Nfld. & Labrador

Jim Lyall, Nunatsiavut's first elected president, has died

Lyall was the president of Nunatsiavut from 2008 to 2012, and served as the ordinary member for Nain from 2017 until his death.

Lyall was no stranger to politics in Labrador

Jim Lyall, pictured here in 2019, served as president of the Nunatsiavut government from 2008 to 2012. He died in Happy Valley-Goose Bay on Friday morning. (Jacob Barker/CBC)

Jim Lyall, the Nunatsiavut government's first elected president, has died.

Born in the village of Nutak in 1945, Lyall was no stranger to politics in Labrador.

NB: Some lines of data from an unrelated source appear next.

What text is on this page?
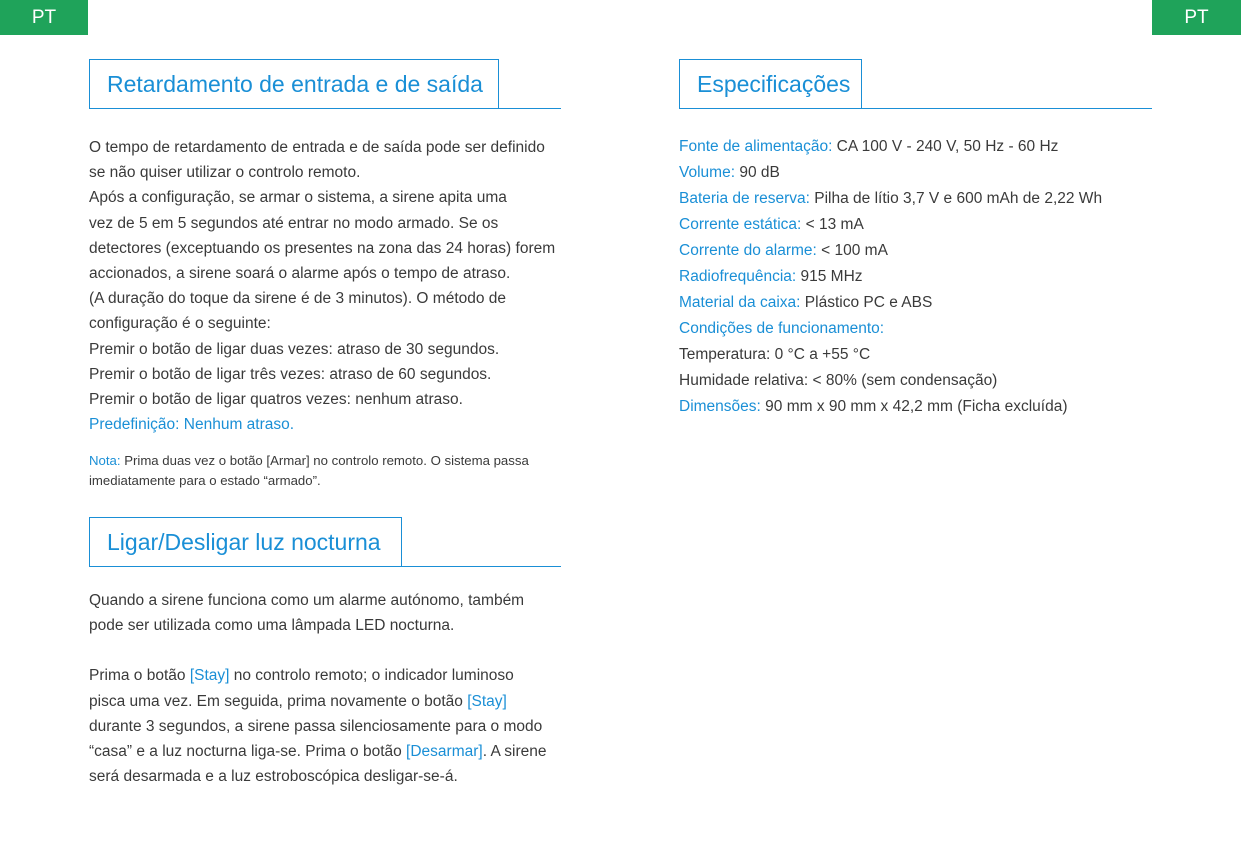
PT	PT
Retardamento de entrada e de saída

O tempo de retardamento de entrada e de saída pode ser definido

se não quiser utilizar o controlo remoto.

Após a configuração, se armar o sistema, a sirene apita uma

vez de 5 em 5 segundos até entrar no modo armado. Se os

detectores (exceptuando os presentes na zona das 24 horas) forem

accionados, a sirene soará o alarme após o tempo de atraso.

(A duração do toque da sirene é de 3 minutos). O método de

configuração é o seguinte:

Premir o botão de ligar duas vezes: atraso de 30 segundos.

Premir o botão de ligar três vezes: atraso de 60 segundos.

Premir o botão de ligar quatros vezes: nenhum atraso.

Predefinição: Nenhum atraso.

Nota: Prima duas vez o botão [Armar] no controlo remoto. O sistema passa
imediatamente para o estado “armado”.
Ligar/Desligar luz nocturna

Quando a sirene funciona como um alarme autónomo, também

pode ser utilizada como uma lâmpada LED nocturna.

Prima o botão [Stay] no controlo remoto; o indicador luminoso

pisca uma vez. Em seguida, prima novamente o botão [Stay]

durante 3 segundos, a sirene passa silenciosamente para o modo

“casa” e a luz nocturna liga-se. Prima o botão [Desarmar]. A sirene

será desarmada e a luz estroboscópica desligar-se-á.

Especificações
Fonte de alimentação: CA 100 V - 240 V, 50 Hz - 60 Hz
Volume: 90 dB
Bateria de reserva: Pilha de lítio 3,7 V e 600 mAh de 2,22 Wh
Corrente estática: < 13 mA
Corrente do alarme: < 100 mA
Radiofrequência: 915 MHz
Material da caixa: Plástico PC e ABS
Condições de funcionamento:
Temperatura: 0 °C a +55 °C
Humidade relativa: < 80% (sem condensação)
Dimensões: 90 mm x 90 mm x 42,2 mm (Ficha excluída)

He was president of Nunatsiavut from 2008 to 2012, and served as the ordinary member for Nain from 2017 until his death.

Lyall moved to Nain after his family was forced to resettle by the provincial government and attended residential school in North West River.

Lyall served two stints as executive director for the Labrador Inuit Association, from 1977 to 1981 and from 2002 until the formation of the Nunatsiavut government in 2005. Lyall died just hours after his wife, Jean, at the Labrador Health Centre in Happy Valley-Goose Bay on Friday morning.

In a statement, Nunatsiavut President Johannes Lampe said Lyall will be greatly missed, remembering him as a devoted husband, father and friend.

"Today we lost a great leader, a man who has contributed tremendously over the years in advancing rights, issues and concerns of all Labrador Inuit," Lampe said. "His determination, strong will, and desire to invoke positive change for the benefit of Nunatsiavut, and his adopted community of Nain, will certainly not go unnoticed."

Flags in Happy Valley-Goose Bay will fly at half-mast to honour Lyall's dedication to the Inuit of Labrador.